Medium P presents an exhibition in two parts:
Upstairs, Nik Geene's expansive paper installations are united with Maria Cozma's acetone prints. Nik Geene's ceiling-high paper objects (in the style of collapsible paper lampshades) must be entered to reveal Maria Cozma's work through cracks in the walls: A photo print attached directly to the wall using a rubbing technique.
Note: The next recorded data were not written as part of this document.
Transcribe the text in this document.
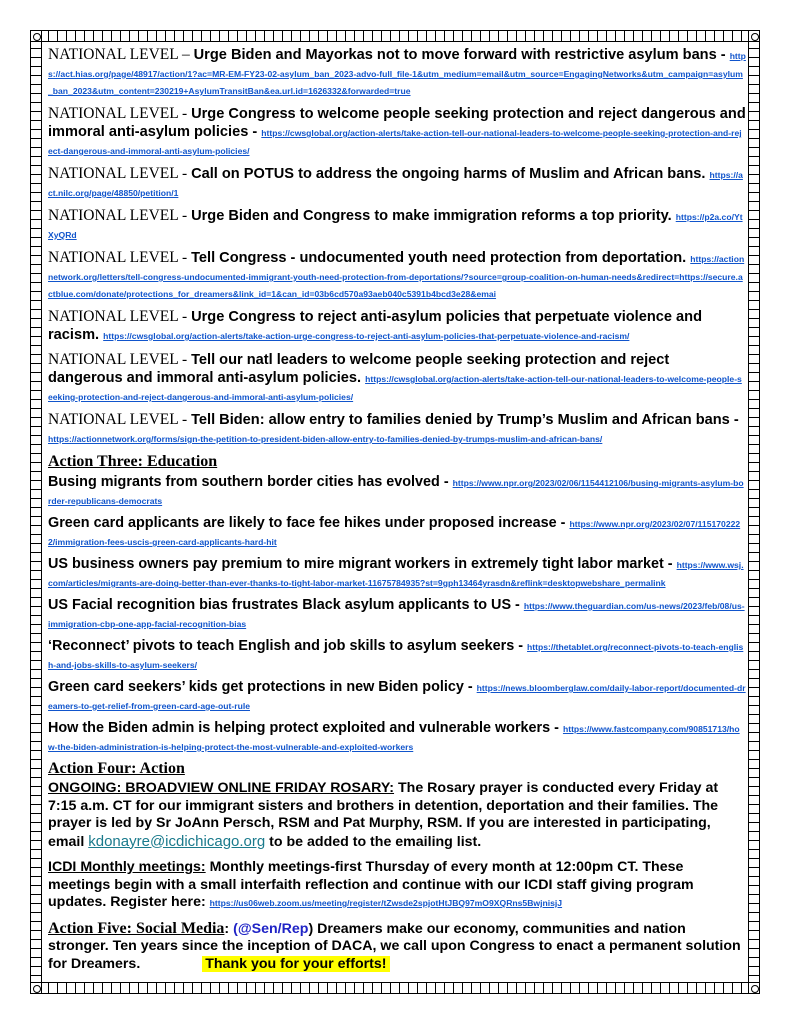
NATIONAL LEVEL – Urge Biden and Mayorkas not to move forward with restrictive asylum bans - https://act.hias.org/page/48917/action/1?ac=MR-EM-FY23-02-asylum_ban_2023-advo-full_file-1&utm_medium=email&utm_source=EngagingNetworks&utm_campaign=asylum_ban_2023&utm_content=230219+AsylumTransitBan&ea.url.id=1626332&forwarded=true
NATIONAL LEVEL - Urge Congress to welcome people seeking protection and reject dangerous and immoral anti-asylum policies - https://cwsglobal.org/action-alerts/take-action-tell-our-national-leaders-to-welcome-people-seeking-protection-and-reject-dangerous-and-immoral-anti-asylum-policies/
NATIONAL LEVEL - Call on POTUS to address the ongoing harms of Muslim and African bans. https://act.nilc.org/page/48850/petition/1
NATIONAL LEVEL - Urge Biden and Congress to make immigration reforms a top priority. https://p2a.co/YtXyQRd
NATIONAL LEVEL - Tell Congress - undocumented youth need protection from deportation. https://actionnetwork.org/letters/tell-congress-undocumented-immigrant-youth-need-protection-from-deportations/?source=group-coalition-on-human-needs&redirect=https://secure.actblue.com/donate/protections_for_dreamers&link_id=1&can_id=03b6cd570a93aeb040c5391b4bcd3e28&emai
NATIONAL LEVEL - Urge Congress to reject anti-asylum policies that perpetuate violence and racism. https://cwsglobal.org/action-alerts/take-action-urge-congress-to-reject-anti-asylum-policies-that-perpetuate-violence-and-racism/
NATIONAL LEVEL - Tell our natl leaders to welcome people seeking protection and reject dangerous and immoral anti-asylum policies. https://cwsglobal.org/action-alerts/take-action-tell-our-national-leaders-to-welcome-people-seeking-protection-and-reject-dangerous-and-immoral-anti-asylum-policies/
NATIONAL LEVEL - Tell Biden: allow entry to families denied by Trump’s Muslim and African bans - https://actionnetwork.org/forms/sign-the-petition-to-president-biden-allow-entry-to-families-denied-by-trumps-muslim-and-african-bans/
Action Three: Education
Busing migrants from southern border cities has evolved - https://www.npr.org/2023/02/06/1154412106/busing-migrants-asylum-border-republicans-democrats
Green card applicants are likely to face fee hikes under proposed increase - https://www.npr.org/2023/02/07/1151702222/immigration-fees-uscis-green-card-applicants-hard-hit
US business owners pay premium to mire migrant workers in extremely tight labor market - https://www.wsj.com/articles/migrants-are-doing-better-than-ever-thanks-to-tight-labor-market-11675784935?st=9gph13464yrasdn&reflink=desktopwebshare_permalink
US Facial recognition bias frustrates Black asylum applicants to US - https://www.theguardian.com/us-news/2023/feb/08/us-immigration-cbp-one-app-facial-recognition-bias
‘Reconnect’ pivots to teach English and job skills to asylum seekers - https://thetablet.org/reconnect-pivots-to-teach-english-and-jobs-skills-to-asylum-seekers/
Green card seekers’ kids get protections in new Biden policy - https://news.bloomberglaw.com/daily-labor-report/documented-dreamers-to-get-relief-from-green-card-age-out-rule
How the Biden admin is helping protect exploited and vulnerable workers - https://www.fastcompany.com/90851713/how-the-biden-administration-is-helping-protect-the-most-vulnerable-and-exploited-workers
Action Four: Action
ONGOING: BROADVIEW ONLINE FRIDAY ROSARY: The Rosary prayer is conducted every Friday at 7:15 a.m. CT for our immigrant sisters and brothers in detention, deportation and their families. The prayer is led by Sr JoAnn Persch, RSM and Pat Murphy, RSM. If you are interested in participating, email kdonayre@icdichicago.org to be added to the emailing list.
ICDI Monthly meetings: Monthly meetings-first Thursday of every month at 12:00pm CT. These meetings begin with a small interfaith reflection and continue with our ICDI staff giving program updates. Register here: https://us06web.zoom.us/meeting/register/tZwsde2spjotHtJBQ97mO9XQRns5BwjnisjJ
Action Five: Social Media: (@Sen/Rep) Dreamers make our economy, communities and nation stronger. Ten years since the inception of DACA, we call upon Congress to enact a permanent solution for Dreamers.	Thank you for your efforts!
Here, the questioning of one's own perception becomes the connecting element of the two positions, in that the wall works appear disjointed in a similar way that one's own body appears to the perceiving subject: as a conglomerate of unconnected limbs, in which only the (seeing) head remains invisible (to itself).
The Medium P Media Group Bookshop is an installation that exploits a disappearing commercial enterprise—the bookstore—as a means of indexing the wide-reaching social ties that constitute artistic life. In a moment when “print” is supposedly dying in favor of flashier forms of media, our own media agency relishes in the vitality to still be found in published books. Rejecting the authoritative posturing of most bookstores, our own Bookshop is unapologetically personal and biased, collecting together the publications of friends, friends of friends, people we want to know better or people who’ve for whatever reason struck a chord. The entire installation is continually surveilled by a group of security light bulb cameras, with the footage being displayed on phones in the upstairs gallery space—linking the two projects while highlighting the performativity of consumerism. The Bookshop is the latest in a series of projects by Medium P that mimic the programming of actual institutions in a tongue-in-cheek manner, thereby parodying the conventions of art institutions and forming a wry update on the by-now canonical genre of institutional critique. The Bookshop has also become an impetus for a number of artists to create unique limited-edition publications. Within a purportedly capitalist structure, we make a snapshot of a scene, a library of artistic moods, a mapping of fleeting thoughts and notions.
Notes on Accessibility and Infection Control :
Seating : chairs, couch
Age groups : suitable for all ages
Languages : English, German, Italian, French
Other languages : we try to mediate
Wheelchair Users | Strollers : not barrier-free accessible, room is on the top floor
Deaf or Hearing impaired people : accessible
Neurodiverstity : easy language possible
Blind people : personal tour suitable for blind people
Disinfectant is available. There is no mask obligation.